Se nelle nostre famiglie cattoliche, unite e armoniose, si respirerà quell’atmosfera evangelica che ha reso immortale la cristianità italiana, e se tante famiglie si uniranno per quanto possibile tra loro, non senza l’aiuto di oasi spirituali sacerdotali e religiose, allora potremo sperare di invertire il corso, per nulla predeterminato, della storia e della politica.

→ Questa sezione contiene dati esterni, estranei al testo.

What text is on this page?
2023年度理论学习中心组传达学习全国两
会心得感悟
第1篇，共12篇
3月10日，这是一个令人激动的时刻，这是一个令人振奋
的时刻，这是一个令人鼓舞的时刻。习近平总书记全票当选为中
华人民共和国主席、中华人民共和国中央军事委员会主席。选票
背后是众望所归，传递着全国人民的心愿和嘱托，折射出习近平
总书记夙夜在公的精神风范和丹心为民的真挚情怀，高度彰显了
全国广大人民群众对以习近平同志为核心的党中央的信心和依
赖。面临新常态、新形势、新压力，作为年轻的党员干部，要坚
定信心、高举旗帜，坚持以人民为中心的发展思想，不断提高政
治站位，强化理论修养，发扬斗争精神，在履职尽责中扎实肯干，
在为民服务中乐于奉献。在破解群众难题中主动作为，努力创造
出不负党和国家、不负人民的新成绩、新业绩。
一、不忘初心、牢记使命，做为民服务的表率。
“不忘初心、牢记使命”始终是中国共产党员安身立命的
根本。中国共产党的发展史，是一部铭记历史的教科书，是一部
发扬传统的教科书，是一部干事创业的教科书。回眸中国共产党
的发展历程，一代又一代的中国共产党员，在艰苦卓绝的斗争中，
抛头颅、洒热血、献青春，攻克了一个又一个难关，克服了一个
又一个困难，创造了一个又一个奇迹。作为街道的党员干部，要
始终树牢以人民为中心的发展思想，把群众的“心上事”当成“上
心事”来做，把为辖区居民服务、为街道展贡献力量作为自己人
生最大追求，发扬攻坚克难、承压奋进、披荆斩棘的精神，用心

Senza fare come gli statunitensi amish e vivere separati dal resto del mondo definito impuro e decadente, potremo “separarci” dall’immondo mondo di oggi, grazie alla vita virtuosa che condurremo, se ne abbiamo la volontà. Vita virtuosa che è resa facile ed accessibile proprio dalla costituzione di piccole cristianità, sparse ma legate tra loro da vincoli di amicizia e di fraternità.Non bisogna indietreggiare nelle idee e negli ideali, ma senza la costituzione di centri di resistenza e di contrattacco, sarebbe difficilissimo non essere contagiati dai numerosi virus della modernità tardiva, tendenzialmente morta e mortifera. La famiglia cattolica deve essere oggi un baluardo: famiglia sana e forte, di buona cultura (se possibile) e ben educata, allegra e gioviale ( riso fa buon sangue e chi è triste pecca…), combattiva e pia, intransigente nei principi e misericordiosa colle anime sbandate dal nemico comune.